The group show features works across photographs, videos and texts, displaying collective unease and forms of solidarity against “the machines of oppression”, forms of labour and livelihood crafted at the margins, survival in inhospitable and hostile environments, and the artist as both witness and participant, an outsider essaying the role of an insider.
Where Jodha deals with the question of migrant identity, Uttamchandani explores the idea of being out of place in Manchester through photographs strung around conversations with his partner.
As Uttamchandani went around the city, he was met with derision, racism, and was called a paedophile for taking pictures, or for simply looking the way he does - an outsider.

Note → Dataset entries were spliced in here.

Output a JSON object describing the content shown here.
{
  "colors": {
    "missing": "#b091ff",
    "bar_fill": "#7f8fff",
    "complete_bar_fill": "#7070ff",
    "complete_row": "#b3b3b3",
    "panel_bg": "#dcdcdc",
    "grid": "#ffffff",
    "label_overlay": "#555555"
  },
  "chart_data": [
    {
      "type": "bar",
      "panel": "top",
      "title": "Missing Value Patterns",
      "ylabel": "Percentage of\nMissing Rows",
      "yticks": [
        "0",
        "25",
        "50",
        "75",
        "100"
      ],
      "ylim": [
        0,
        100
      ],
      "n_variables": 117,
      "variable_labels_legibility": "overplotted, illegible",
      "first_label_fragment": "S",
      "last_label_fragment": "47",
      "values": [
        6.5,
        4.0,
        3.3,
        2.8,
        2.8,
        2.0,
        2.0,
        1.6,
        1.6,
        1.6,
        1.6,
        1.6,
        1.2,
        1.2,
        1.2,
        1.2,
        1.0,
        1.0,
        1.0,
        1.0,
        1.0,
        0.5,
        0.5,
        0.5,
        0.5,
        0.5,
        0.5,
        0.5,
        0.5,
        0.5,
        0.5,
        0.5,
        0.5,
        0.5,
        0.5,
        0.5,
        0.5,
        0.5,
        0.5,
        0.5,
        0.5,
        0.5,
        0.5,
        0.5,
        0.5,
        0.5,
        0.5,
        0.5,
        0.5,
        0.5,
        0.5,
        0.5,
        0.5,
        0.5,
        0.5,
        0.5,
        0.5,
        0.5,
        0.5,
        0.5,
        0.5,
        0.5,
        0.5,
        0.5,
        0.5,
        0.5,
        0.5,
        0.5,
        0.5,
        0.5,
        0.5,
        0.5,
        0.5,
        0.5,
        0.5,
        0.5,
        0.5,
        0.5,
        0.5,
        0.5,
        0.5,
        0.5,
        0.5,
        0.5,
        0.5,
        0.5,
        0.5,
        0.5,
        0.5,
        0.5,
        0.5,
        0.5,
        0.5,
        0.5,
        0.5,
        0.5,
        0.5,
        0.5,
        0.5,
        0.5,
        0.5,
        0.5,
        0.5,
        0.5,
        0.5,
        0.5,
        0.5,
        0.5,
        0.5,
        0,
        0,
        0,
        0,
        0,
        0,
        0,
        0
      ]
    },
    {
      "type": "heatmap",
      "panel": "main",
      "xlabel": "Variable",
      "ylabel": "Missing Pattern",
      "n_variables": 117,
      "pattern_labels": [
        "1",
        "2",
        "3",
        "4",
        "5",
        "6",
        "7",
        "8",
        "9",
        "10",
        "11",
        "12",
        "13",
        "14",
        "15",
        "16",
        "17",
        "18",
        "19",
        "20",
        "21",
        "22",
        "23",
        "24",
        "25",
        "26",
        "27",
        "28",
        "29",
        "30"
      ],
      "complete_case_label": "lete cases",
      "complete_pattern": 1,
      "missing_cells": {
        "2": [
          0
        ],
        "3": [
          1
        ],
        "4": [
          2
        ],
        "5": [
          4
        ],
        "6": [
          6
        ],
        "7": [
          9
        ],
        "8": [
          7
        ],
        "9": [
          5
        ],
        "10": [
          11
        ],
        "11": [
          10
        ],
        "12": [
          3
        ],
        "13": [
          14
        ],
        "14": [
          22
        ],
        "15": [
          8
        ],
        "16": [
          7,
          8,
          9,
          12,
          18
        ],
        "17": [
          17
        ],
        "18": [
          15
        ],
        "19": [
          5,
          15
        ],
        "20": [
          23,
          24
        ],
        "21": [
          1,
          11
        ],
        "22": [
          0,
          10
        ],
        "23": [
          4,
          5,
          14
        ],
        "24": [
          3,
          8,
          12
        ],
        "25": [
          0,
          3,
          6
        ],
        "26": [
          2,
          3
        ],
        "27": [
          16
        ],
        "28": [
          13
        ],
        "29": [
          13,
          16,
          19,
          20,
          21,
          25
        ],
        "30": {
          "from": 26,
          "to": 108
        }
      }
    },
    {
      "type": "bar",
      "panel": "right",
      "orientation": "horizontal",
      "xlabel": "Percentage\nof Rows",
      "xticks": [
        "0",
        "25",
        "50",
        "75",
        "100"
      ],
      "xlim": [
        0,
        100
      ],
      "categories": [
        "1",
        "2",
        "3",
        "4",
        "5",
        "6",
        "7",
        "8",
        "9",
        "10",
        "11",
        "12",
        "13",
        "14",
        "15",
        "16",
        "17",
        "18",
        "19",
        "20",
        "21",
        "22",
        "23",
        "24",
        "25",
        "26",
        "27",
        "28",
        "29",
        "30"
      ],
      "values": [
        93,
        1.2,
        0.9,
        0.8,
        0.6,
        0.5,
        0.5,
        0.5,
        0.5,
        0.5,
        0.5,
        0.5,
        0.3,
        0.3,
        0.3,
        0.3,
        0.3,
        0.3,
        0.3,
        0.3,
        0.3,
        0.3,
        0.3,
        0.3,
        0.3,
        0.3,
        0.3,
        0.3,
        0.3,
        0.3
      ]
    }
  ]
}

In the text accompanying photographs, Uttamchandani narrates the incidents that marked his experience in Manchester that went from being an observer to being observed.
“People automatically assume that a man with a camera, Asian looking, is a paedophile. It's an assumption. Born from misunderstandings, lack of understanding, propaganda. There's also fear of the other, the outsider. I have no desire to become an insider. I know no matter how hard I try, I'm not going to be an insider,” he said.
From exploring the tourist spots to venturing into areas where he was less than welcome, Uttamchandani encountered protective mothers who called him a paedophile, brawlers who came for his money and drunken youth who told him to go back to India in expletives.
While theatre veteran and publisher Naveen Kishore explored the idea of the other as “A Refugee in One’s Own Mind”, where his photographs included stories from home and abroad, senior photographer Ram Rahman dug through his decades of travels to the United States to feature photographs of the moments of human resilience in the face of adversity.
From photos of soldiers returning from the first Iraq war to women waving a placard in support of Zohran Mamdani - long before the name was recognised globally - and the smouldering remains of the World Trade Tower, Rahman’s work reflects a country in its key moments of solidarity, protest, and resistance.
“I realised I have been shooting street protests or actions for a long time. It started out with my own intervention, which is the Sabra and Shatila massacre (in 1982 in Beirut)...There were sort of multiple histories winding through it,” Rahman said.
The 10th edition of the Serendipity Arts Festival opened here on December 12 with over 40 curators across disciplines of visual arts, crafts, theatre, dance, music, photography and culinary arts.
The 10-day celebration marks a decade of celebrating multi-disciplinary arts, shaped by the expertise of veterans of their respective fields, including poet-art critic Hoskote, theatre director Anuradha Kapur, Bharatanatyam dancer Geeta Chandran, music director Ranjit Barot, art curator Rahaab Allana and food historian Odette Masceranhas.